When British housing association London & Quadrant needed a £100-million ($132-million) loan last year, its bank offered something unusually generous: a discount on interest if L&Q met an annual target of helping 600 unemployed residents find work.

Eight months later, L&Q, which builds and rents out affordable housing in London, is already more than 75 per cent of the way there, putting it on course to unlock savings from its lender, BNP Paribas.

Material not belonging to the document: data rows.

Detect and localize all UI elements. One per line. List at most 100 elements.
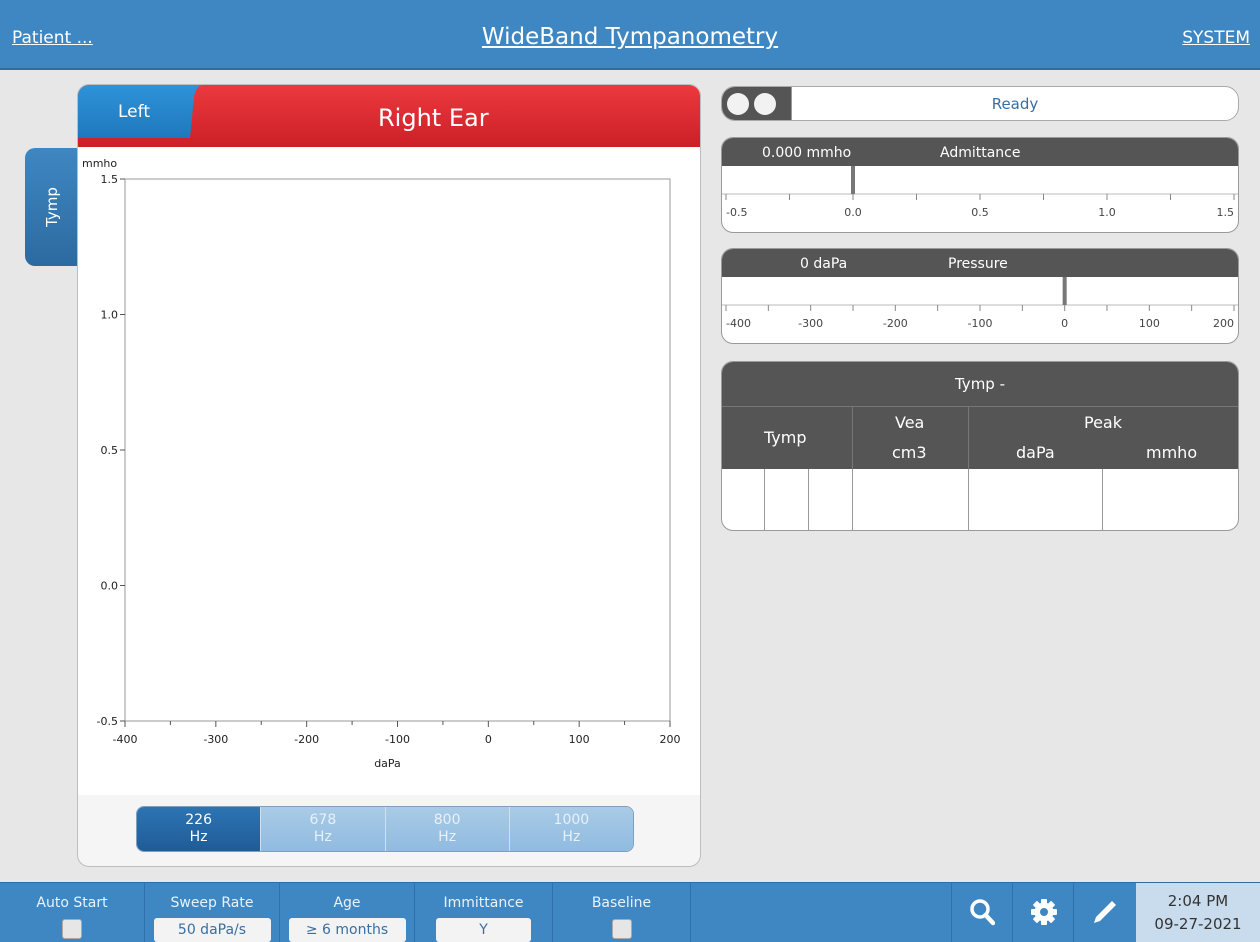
- age-button[interactable]: ≥ 6 months: [288, 918, 406, 942]
- y-tick-label: 0.5: [101, 444, 119, 457]
- auto-start-group: Auto Start: [0, 883, 145, 942]
- frequency-button-1000[interactable]: 1000 Hz: [509, 807, 633, 851]
- scale-label: 0.5: [971, 206, 989, 219]
- footer-toolbar: Auto Start Sweep Rate 50 daPa/s Age ≥ 6 …: [0, 882, 1260, 942]
- admittance-label: Admittance: [940, 145, 1021, 161]
- x-tick-label: 0: [485, 733, 492, 746]
- tab-tymp-label: Tymp: [42, 187, 61, 227]
- col-tymp: Tymp: [764, 428, 807, 447]
- pressure-scale: -400 -300 -200 -100 0 100 200: [722, 277, 1238, 330]
- x-tick-label: -300: [203, 733, 228, 746]
- pressure-gauge-header: 0 daPa Pressure: [722, 249, 1238, 277]
- x-axis-label: daPa: [374, 757, 401, 770]
- frequency-value: 800: [433, 812, 461, 828]
- y-tick-label: 1.5: [101, 173, 119, 186]
- x-tick-label: 200: [660, 733, 681, 746]
- frequency-button-800[interactable]: 800 Hz: [385, 807, 510, 851]
- scale-label: 0.0: [844, 206, 862, 219]
- immittance-group: Immittance Y: [415, 883, 553, 942]
- frequency-unit: Hz: [189, 829, 208, 845]
- x-tick-label: 100: [569, 733, 590, 746]
- edit-button[interactable]: [1073, 883, 1133, 942]
- admittance-gauge-header: 0.000 mmho Admittance: [722, 138, 1238, 166]
- pressure-label: Pressure: [948, 256, 1008, 272]
- page-title-text: WideBand Tympanometry: [481, 24, 779, 50]
- header-divider: [722, 406, 1238, 407]
- frequency-button-678[interactable]: 678 Hz: [261, 807, 386, 851]
- x-tick-label: -400: [113, 733, 138, 746]
- status-text: Ready: [991, 95, 1039, 113]
- y-axis-label: mmho: [82, 157, 117, 170]
- status-indicator: Ready: [721, 86, 1239, 121]
- left-ear-tab-edge: [190, 85, 204, 138]
- auto-start-label: Auto Start: [36, 895, 108, 911]
- ear-header: Left Right Ear: [78, 85, 700, 147]
- frequency-value: 226: [185, 812, 212, 828]
- system-link[interactable]: SYSTEM: [1182, 28, 1250, 48]
- settings-button[interactable]: [1012, 883, 1072, 942]
- frequency-unit: Hz: [438, 829, 457, 845]
- gauge-needle: [851, 166, 855, 194]
- plot-frame: [124, 178, 671, 722]
- y-tick-label: 1.0: [101, 309, 119, 322]
- baseline-group: Baseline: [553, 883, 691, 942]
- gear-icon: [1031, 899, 1057, 925]
- auto-start-checkbox[interactable]: [62, 919, 82, 939]
- left-ear-tab[interactable]: Left: [78, 85, 190, 138]
- sweep-rate-button[interactable]: 50 daPa/s: [153, 918, 271, 942]
- x-tick-label: -200: [294, 733, 319, 746]
- tab-tymp[interactable]: Tymp: [25, 148, 78, 266]
- y-tick-label: 0.0: [101, 580, 119, 593]
- frequency-value: 678: [309, 812, 337, 828]
- scale-label: 0: [1061, 317, 1068, 330]
- tympanogram-svg: mmho 1.5 1.0 0.5 0.0 -0.5 -400 -300 -200 -100 0 100…: [82, 157, 681, 770]
- col-vea: Vea: [895, 413, 925, 432]
- scale-label: -100: [968, 317, 993, 330]
- sweep-rate-group: Sweep Rate 50 daPa/s: [145, 883, 280, 942]
- baseline-label: Baseline: [591, 895, 652, 911]
- x-tick-label: -100: [385, 733, 410, 746]
- results-table-header: Tymp - Tymp Vea cm3 Peak daPa mmho: [722, 362, 1238, 469]
- pressure-value: 0 daPa: [800, 256, 848, 272]
- col-peak-dapa: daPa: [1016, 443, 1055, 462]
- admittance-scale: -0.5 0.0 0.5 1.0 1.5: [722, 166, 1238, 219]
- current-date: 09-27-2021: [1154, 915, 1242, 933]
- baseline-checkbox[interactable]: [611, 919, 632, 939]
- search-icon: [970, 899, 995, 926]
- immittance-button[interactable]: Y: [436, 918, 531, 942]
- cell-divider: [852, 469, 853, 530]
- cell-divider: [808, 469, 809, 530]
- cell-divider: [968, 469, 969, 530]
- page-title: WideBand Tympanometry: [0, 24, 1260, 50]
- gauge-needle: [1062, 277, 1067, 305]
- right-ear-title: Right Ear: [378, 104, 489, 132]
- scale-label: 1.5: [1217, 206, 1235, 219]
- cell-divider: [764, 469, 765, 530]
- col-divider: [852, 406, 853, 469]
- sweep-rate-label: Sweep Rate: [170, 895, 254, 911]
- frequency-button-226[interactable]: 226 Hz: [137, 807, 262, 851]
- frequency-unit: Hz: [313, 829, 332, 845]
- immittance-label: Immittance: [443, 895, 524, 911]
- scale-label: -0.5: [726, 206, 747, 219]
- admittance-gauge: 0.000 mmho Admittance -0.5 0.0 0.5 1.0 1.5: [721, 137, 1239, 233]
- cell-divider: [1102, 469, 1103, 530]
- age-group: Age ≥ 6 months: [280, 883, 415, 942]
- col-peak-mmho: mmho: [1146, 443, 1198, 462]
- col-vea-unit: cm3: [892, 443, 927, 462]
- search-button[interactable]: [951, 883, 1011, 942]
- frequency-selector: 226 Hz 678 Hz 800 Hz 1000 Hz: [136, 806, 634, 852]
- scale-label: 200: [1213, 317, 1234, 330]
- scale-label: 1.0: [1098, 206, 1116, 219]
- results-table-title: Tymp -: [954, 375, 1006, 393]
- scale-label: -200: [883, 317, 908, 330]
- y-tick-label: -0.5: [97, 715, 118, 728]
- tymp-results-table: Tymp - Tymp Vea cm3 Peak daPa mmho: [721, 361, 1239, 531]
- pencil-icon: [1094, 901, 1116, 923]
- admittance-value: 0.000 mmho: [762, 145, 852, 161]
- status-lights: [722, 87, 792, 120]
- age-label: Age: [333, 895, 361, 911]
- app-header: Patient ... WideBand Tympanometry SYSTEM: [0, 0, 1260, 70]
- left-ear-tab-label: Left: [118, 102, 150, 122]
- col-divider: [968, 406, 969, 469]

While its hard to imagine the world’s profit-driven banks offering incentives for doing good, corporate lending tied to some measurable sustainability metric such as cutting emissions or reducing food waste surged eight-fold in 2018 to $36.4 billion, according to Bloomberg NEF.

Is there a catch?

There always seems to be a catch in finance, and while this time is no different, it may be more palatable. The fact is that people are now investing more than $23 trillion in socially-responsible ways, according to the Global Sustainability Investment Alliance, and lenders can’t ignore them if they want to stay relevant.

“If this catches on, it is going to be the next big investment opportunity,” said Kajetan Czy, the programme director for sustainable finance at the University of Cambridge’s Institute for Sustainability Leadership. Banks need to adapt to this new suite of opportunities this shift creates.

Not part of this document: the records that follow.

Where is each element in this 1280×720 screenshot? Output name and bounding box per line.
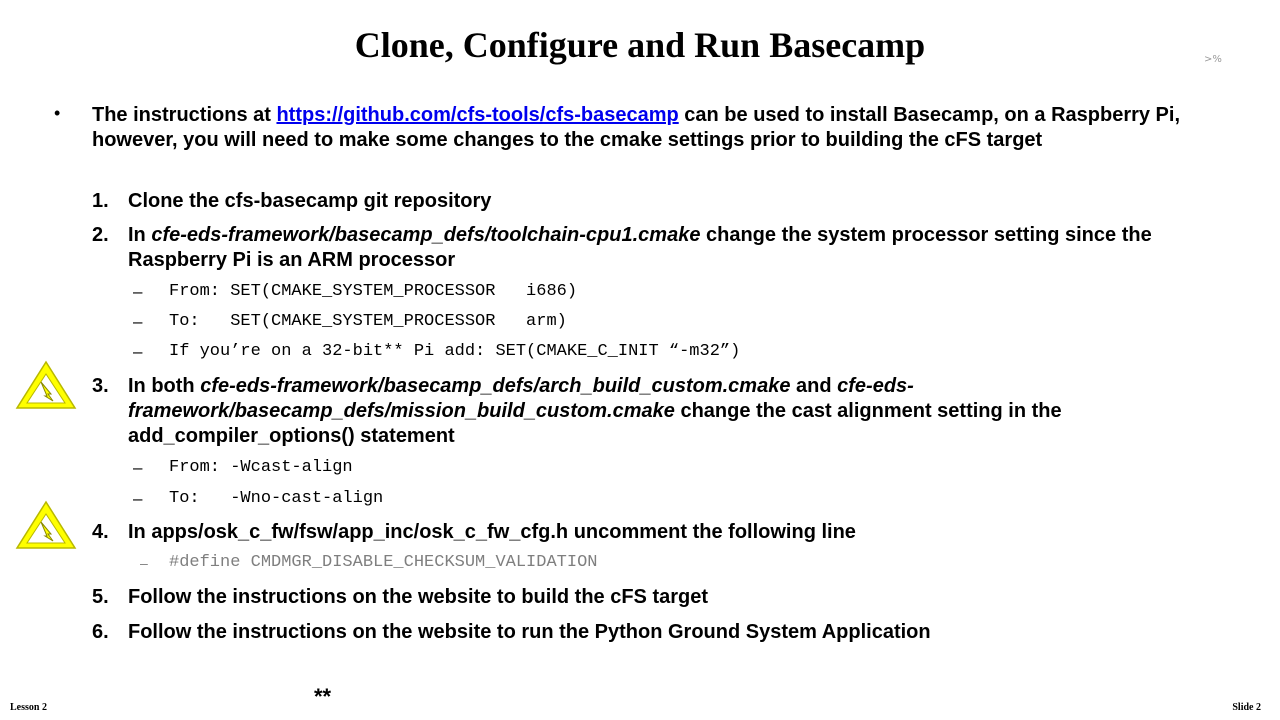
step-number: 1. [92, 190, 109, 212]
sub-dash: – [140, 555, 148, 571]
footer-lesson: Lesson 2 [10, 702, 47, 713]
step-number: 2. [92, 224, 109, 246]
sub-dash: – [133, 342, 143, 361]
step-4-sub-define: #define CMDMGR_DISABLE_CHECKSUM_VALIDATI… [169, 553, 598, 572]
step-2-pre: In [128, 224, 152, 246]
sub-dash: – [133, 458, 143, 477]
slide-title: Clone, Configure and Run Basecamp [354, 25, 926, 65]
intro-paragraph: The instructions at https://github.com/c… [92, 103, 1202, 153]
sub-dash: – [133, 312, 143, 331]
step-number: 3. [92, 375, 109, 397]
step-2-sub-to: To: SET(CMAKE_SYSTEM_PROCESSOR arm) [169, 312, 567, 331]
basecamp-link[interactable]: https://github.com/cfs-tools/cfs-basecam… [276, 104, 678, 126]
warning-triangle-icon [15, 500, 77, 549]
step-2-sub-from: From: SET(CMAKE_SYSTEM_PROCESSOR i686) [169, 282, 578, 301]
sub-dash: – [133, 489, 143, 508]
step-2-text: In cfe-eds-framework/basecamp_defs/toolc… [128, 223, 1198, 273]
intro-before: The instructions at [92, 104, 277, 126]
step-3-text: In both cfe-eds-framework/basecamp_defs/… [128, 374, 1198, 449]
corner-mark: >% [1204, 54, 1222, 65]
footer-slide-number: Slide 2 [1232, 702, 1261, 713]
step-number: 6. [92, 621, 109, 643]
step-number: 5. [92, 586, 109, 608]
step-4-text: In apps/osk_c_fw/fsw/app_inc/osk_c_fw_cf… [128, 521, 856, 543]
step-6-text: Follow the instructions on the website t… [128, 621, 931, 643]
sub-dash: – [133, 282, 143, 301]
step-3-mid: and [790, 375, 838, 397]
step-3-sub-from: From: -Wcast-align [169, 458, 353, 477]
warning-triangle-icon [15, 360, 77, 409]
bullet-dot: • [54, 103, 61, 123]
step-5-text: Follow the instructions on the website t… [128, 586, 709, 608]
step-3-sub-to: To: -Wno-cast-align [169, 489, 384, 508]
footnote-marker: ** [314, 684, 332, 709]
step-2-sub-32bit: If you’re on a 32-bit** Pi add: SET(CMAK… [169, 342, 741, 361]
step-3-pre: In both [128, 375, 201, 397]
step-3-path-1: cfe-eds-framework/basecamp_defs/arch_bui… [200, 375, 791, 397]
step-number: 4. [92, 521, 109, 543]
step-2-path: cfe-eds-framework/basecamp_defs/toolchai… [151, 224, 701, 246]
step-1-text: Clone the cfs-basecamp git repository [128, 190, 492, 212]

In a few years, banks that fill their loan books with so-called positive-incentive deals could be better placed to not only attract clients, like sustainability conscious millennials, but also lower funding costs.

ESG game plan

That’s because loans tied to what the industry refers to as ESG (environmental, social, and governance) usually go to companies that have track records of profitability and debt repayment. L&Q, for one, has an A3 rating at Moody’s Investors Service and other borrowers such as Belgian chemicals giant Solvay, French food company Danone, hotel operator Accor and Thames Water are all investment grade.

“Sustainability topics are increasingly included in conversations with clients,” said Cecile Moitry, the Paris-based sustainable finance director at BNP Paribas, which was involved in at least 10 such deals last year.

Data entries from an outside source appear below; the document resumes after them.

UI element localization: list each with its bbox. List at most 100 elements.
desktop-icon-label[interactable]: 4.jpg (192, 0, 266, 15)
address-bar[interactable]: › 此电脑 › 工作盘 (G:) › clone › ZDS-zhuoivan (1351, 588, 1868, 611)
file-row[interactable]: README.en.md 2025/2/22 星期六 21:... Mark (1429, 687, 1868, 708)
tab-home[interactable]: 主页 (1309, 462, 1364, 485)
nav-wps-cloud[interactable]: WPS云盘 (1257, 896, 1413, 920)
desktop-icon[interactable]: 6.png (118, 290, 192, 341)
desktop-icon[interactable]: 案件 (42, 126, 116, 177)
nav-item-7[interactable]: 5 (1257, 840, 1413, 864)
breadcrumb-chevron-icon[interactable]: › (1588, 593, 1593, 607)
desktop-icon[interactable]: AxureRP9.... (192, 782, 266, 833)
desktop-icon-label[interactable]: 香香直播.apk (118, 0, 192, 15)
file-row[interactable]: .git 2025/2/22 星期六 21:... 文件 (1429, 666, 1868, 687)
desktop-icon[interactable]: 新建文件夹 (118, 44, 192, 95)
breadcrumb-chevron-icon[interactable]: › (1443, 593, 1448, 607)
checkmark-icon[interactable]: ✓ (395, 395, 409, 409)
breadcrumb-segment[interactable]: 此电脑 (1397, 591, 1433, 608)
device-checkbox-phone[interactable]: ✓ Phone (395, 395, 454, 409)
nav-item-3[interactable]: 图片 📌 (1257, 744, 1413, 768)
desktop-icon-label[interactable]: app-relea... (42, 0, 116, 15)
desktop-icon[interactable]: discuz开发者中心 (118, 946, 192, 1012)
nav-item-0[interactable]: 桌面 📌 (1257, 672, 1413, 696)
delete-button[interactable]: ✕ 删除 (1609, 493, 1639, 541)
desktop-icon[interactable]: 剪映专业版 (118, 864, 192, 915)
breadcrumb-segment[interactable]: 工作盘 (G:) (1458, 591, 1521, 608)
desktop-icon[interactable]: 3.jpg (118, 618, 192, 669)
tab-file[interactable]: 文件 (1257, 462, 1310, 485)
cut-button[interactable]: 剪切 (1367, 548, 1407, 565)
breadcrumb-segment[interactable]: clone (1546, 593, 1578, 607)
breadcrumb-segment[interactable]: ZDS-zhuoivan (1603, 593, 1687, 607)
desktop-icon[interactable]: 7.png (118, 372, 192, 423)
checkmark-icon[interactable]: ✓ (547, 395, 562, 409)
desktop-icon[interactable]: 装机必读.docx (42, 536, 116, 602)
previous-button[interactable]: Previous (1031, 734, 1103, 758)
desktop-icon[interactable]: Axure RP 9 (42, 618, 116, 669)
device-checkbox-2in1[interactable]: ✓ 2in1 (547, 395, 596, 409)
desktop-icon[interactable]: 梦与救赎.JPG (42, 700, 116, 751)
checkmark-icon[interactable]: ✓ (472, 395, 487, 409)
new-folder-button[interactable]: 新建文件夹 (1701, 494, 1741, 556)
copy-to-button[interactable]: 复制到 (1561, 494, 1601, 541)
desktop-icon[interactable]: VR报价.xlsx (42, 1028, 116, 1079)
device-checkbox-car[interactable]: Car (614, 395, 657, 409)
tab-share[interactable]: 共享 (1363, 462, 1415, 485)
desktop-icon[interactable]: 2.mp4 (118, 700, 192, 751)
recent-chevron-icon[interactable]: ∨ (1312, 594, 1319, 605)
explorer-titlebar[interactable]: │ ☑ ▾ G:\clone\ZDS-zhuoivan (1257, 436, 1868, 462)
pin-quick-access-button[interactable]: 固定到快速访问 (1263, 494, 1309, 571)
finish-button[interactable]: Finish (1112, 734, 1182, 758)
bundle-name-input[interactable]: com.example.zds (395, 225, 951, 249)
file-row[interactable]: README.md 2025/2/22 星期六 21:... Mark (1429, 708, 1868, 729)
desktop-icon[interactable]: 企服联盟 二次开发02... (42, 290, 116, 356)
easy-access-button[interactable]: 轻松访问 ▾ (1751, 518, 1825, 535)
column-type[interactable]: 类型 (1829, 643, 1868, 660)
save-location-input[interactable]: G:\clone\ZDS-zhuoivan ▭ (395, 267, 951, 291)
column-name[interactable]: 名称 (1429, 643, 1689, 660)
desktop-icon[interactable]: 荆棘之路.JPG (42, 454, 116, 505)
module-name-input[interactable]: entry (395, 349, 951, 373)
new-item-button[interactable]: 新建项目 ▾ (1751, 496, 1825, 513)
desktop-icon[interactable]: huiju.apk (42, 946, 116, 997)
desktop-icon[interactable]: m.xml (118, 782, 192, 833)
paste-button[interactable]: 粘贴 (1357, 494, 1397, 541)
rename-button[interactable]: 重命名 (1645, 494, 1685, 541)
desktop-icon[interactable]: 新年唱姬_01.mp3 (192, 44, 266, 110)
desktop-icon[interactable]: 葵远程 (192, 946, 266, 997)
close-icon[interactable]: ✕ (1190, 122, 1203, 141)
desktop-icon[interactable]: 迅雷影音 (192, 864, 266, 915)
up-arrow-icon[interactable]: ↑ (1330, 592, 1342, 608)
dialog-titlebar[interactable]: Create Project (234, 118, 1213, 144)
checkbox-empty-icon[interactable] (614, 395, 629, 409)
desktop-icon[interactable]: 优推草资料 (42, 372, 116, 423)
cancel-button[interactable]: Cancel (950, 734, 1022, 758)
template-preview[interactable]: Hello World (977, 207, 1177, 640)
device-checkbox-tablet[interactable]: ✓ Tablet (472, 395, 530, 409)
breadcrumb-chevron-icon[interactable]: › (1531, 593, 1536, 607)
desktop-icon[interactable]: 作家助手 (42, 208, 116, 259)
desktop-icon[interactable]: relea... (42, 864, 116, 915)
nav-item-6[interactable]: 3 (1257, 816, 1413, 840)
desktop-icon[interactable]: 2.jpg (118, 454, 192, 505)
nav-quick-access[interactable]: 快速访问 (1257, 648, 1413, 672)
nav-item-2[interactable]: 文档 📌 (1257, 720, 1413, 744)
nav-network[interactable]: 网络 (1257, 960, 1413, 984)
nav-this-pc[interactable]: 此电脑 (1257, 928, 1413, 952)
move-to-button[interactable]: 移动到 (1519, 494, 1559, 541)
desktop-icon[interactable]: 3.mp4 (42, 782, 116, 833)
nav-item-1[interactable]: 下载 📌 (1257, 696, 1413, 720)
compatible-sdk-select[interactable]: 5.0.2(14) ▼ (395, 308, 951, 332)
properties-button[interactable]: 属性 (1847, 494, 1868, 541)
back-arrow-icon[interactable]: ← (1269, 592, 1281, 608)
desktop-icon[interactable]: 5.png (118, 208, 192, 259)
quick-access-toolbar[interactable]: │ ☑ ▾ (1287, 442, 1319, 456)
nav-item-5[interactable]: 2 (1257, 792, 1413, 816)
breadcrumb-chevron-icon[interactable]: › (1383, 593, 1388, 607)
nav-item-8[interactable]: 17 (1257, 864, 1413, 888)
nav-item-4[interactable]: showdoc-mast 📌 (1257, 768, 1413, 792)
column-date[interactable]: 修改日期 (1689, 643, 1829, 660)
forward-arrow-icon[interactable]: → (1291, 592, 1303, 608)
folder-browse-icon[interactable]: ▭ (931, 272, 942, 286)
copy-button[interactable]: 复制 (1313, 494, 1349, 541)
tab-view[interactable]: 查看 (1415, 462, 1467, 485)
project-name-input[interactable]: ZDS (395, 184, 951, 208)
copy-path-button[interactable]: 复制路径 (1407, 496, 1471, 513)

Up until now, banks have dabbled in “responsible banking” only symbolically. For more than a decade, they have arranged green bonds and green loans, used by companies to raise cash for environmental projects. But even last year’s $182-billion of green debt sales paled in comparison to over $6 trillion in global bond issuance.

That said, the new style of ESG lending that took off in 2018 could be a game changer, according to Dan Shurey, who leads Bloomberg NEF’s green and sustainable finance research. In just one year, these loans led the 26 per cent increase in sustainable debt fund-raising to a record $247 billion.

By allowing companies to use the cash raised for anything they want, ESG lending resolves one of the key issues preventing broader adoption of green bonds and greens loans. It’s the pricing of the facility, not the money itself, that’s tied to a socially-responsible objective.

“An explicit price advantage was always the missing piece for green bonds,” said Shurey, who predicts volumes of ESG loans in 2019 will vastly surpass 2018. Incentives for corporate borrowers are key for scaling the market.

At the start, the interest rates on ESG loans look a lot like standard ones might. Then the rate changes depending on how well the company performs against its annual sustainability target. Meet the goal, interest rates drop. But miss the target, and they go up. Pricing details of these loans are not usually disclosed, so it’s hard to gauge how big of an incentive they offer to companies.

Still the grand scheme

Sustainable lending is still tiny in the grand scheme of finance, accounting for only 7 per cent of the $507 billion of company loans in Europe last year. Its share is even smaller in the $1.2-trillion US corporate loan market, although some big deals such as the $3.5-billion ESG financing San Francisco-based warehouse developer Prologis signed in January are putting ESG on the map.

There are hurdles to more mainstream adoption, such as the lack of agreement on how to objectively gauge a company’s social responsibility. While some loans are tied to a measurable metric, or key performance indicator (CO2 emissions), others rely on ratings from one of more than a dozen agencies, including MSCI, Sustainalytics, RepRisk and the ISS Environmental & Social QualityScore.

Problem is, the scoring methods aren’t consistent. In July, US think-tank American Council for Capital Formation released a critical report after finding a correlation of 0.32 between the sustainability ratings of MSCI and Sustainalytics on companies in the S&P Global 1200 Index. By comparison, credit ratings of Moody’s and S&P Global Ratings are 0.90 aligned, it said.

“This is a new world for most financiers and treasury teams,” said Peter Elleman, the managing director for loan markets at ABN Amro in London, which is now lending in this space. He said having proof of a company’s social responsibility is a good indicator of good governance and, hence, likely lower credit risk.

Whether ESG lending ends up being a breakthrough in sustainable finance or a temporary fad, companies like the idea of extra cash. London utility Thames Water raised a £1.4-billion five-year loan in December tied to its Global Real Estate Sustainability Benchmark rating. Any interest savings will go to its charitable fund, which donates to causes related to water and the environment.